Apps Messaging - Semantics of a Message

Phillip Warner pwarner at noao.edu
Tue Apr 10 11:11:23 PDT 2007


On Tue, 10 Apr 2007 11:45:05 -0600 (MDT)
Doug Tody <dtody at nrao.edu> wrote:

> On Tue, 10 Apr 2007, Mark Taylor wrote:
> 
> > To respond to Doug's comment about wanting various alternative
> > argument transport formats, this could be only one (the default?)
> > of several possible argument transport formats.   For instance
> > instead of passing individual arguments in this way you could have
> > a single _argblock attribute which passes a packed data structure
> > containing the information.
> 
> I just want to amplify this point.  It appears that everyone agrees
> that it is a good thing to separate the messaging mechanism from
> the message content; the messaging infrastructure shouldn't know or
> care what is in the message, it just delivers it.  We can go one step
> further and specify that the infrastructure just delivers the message
> payload as an opaque blob of some sort, and it is up to another layer
> of software to compose or interpret the message.
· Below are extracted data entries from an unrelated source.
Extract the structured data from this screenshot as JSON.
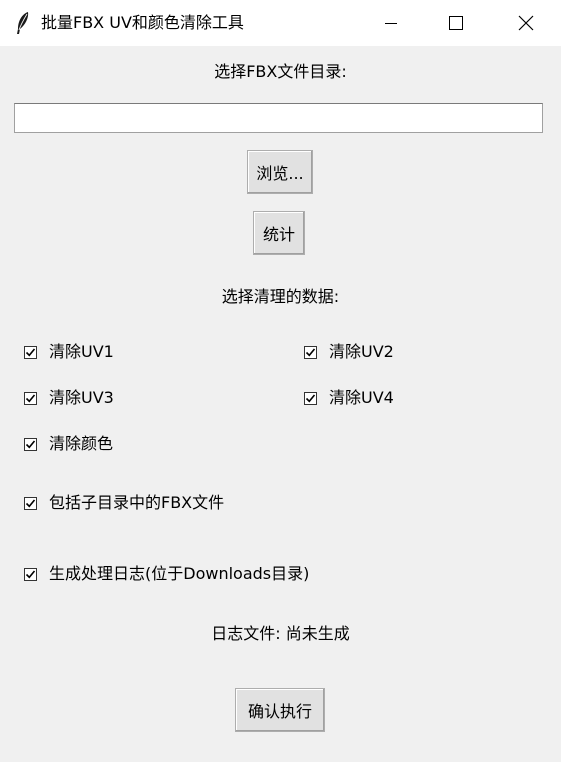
{
  "window": {
    "title": "批量FBX UV和颜色清除工具",
    "icon": "feather-icon"
  },
  "directory": {
    "label": "选择FBX文件目录:",
    "path_value": "",
    "browse_button": "浏览...",
    "stats_button": "统计"
  },
  "clean": {
    "label": "选择清理的数据:",
    "options": [
      {
        "label": "清除UV1",
        "checked": true
      },
      {
        "label": "清除UV2",
        "checked": true
      },
      {
        "label": "清除UV3",
        "checked": true
      },
      {
        "label": "清除UV4",
        "checked": true
      },
      {
        "label": "清除颜色",
        "checked": true
      }
    ]
  },
  "include_subdirs": {
    "label": "包括子目录中的FBX文件",
    "checked": true
  },
  "generate_log": {
    "label": "生成处理日志(位于Downloads目录)",
    "checked": true
  },
  "log_file_text": "日志文件: 尚未生成",
  "run_button": "确认执行"
}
To take this a step further, if you use, e.g., Java interfaces, you can
specify what the underlying messaging infrastructure should be capable
of, and leave it up to the programmer to implement the details.  This
way you can specify that the underlying protocol should have the
ability to, e.g., use transactions, guarantee delivery, yada, etc.  In
essence, the interface is the contract-wrapper around the underlying
protocol.

That way, the next-gen (or whatever it will be--still PLASTIC?) hub can
be coded against the interface, and rely upon "injection" of the
messaging implementation. The hub doesn't have to change with different
protocols.  Only the implementation of the interface has to change in
order to adapt the messaging implementation.  This depends on who is
deploying the hub.


> 
> Hence in this view what we have are the basic messaging model,
> specifying the message attributes and available delivery semantics,
> one or more message content models, specifying the message payload,
> and one or more messaging protocols, specifying how a client
> application interacts with the messaging infrastructure.
> 

So, I think my response was a restatement Doug's last sentence above.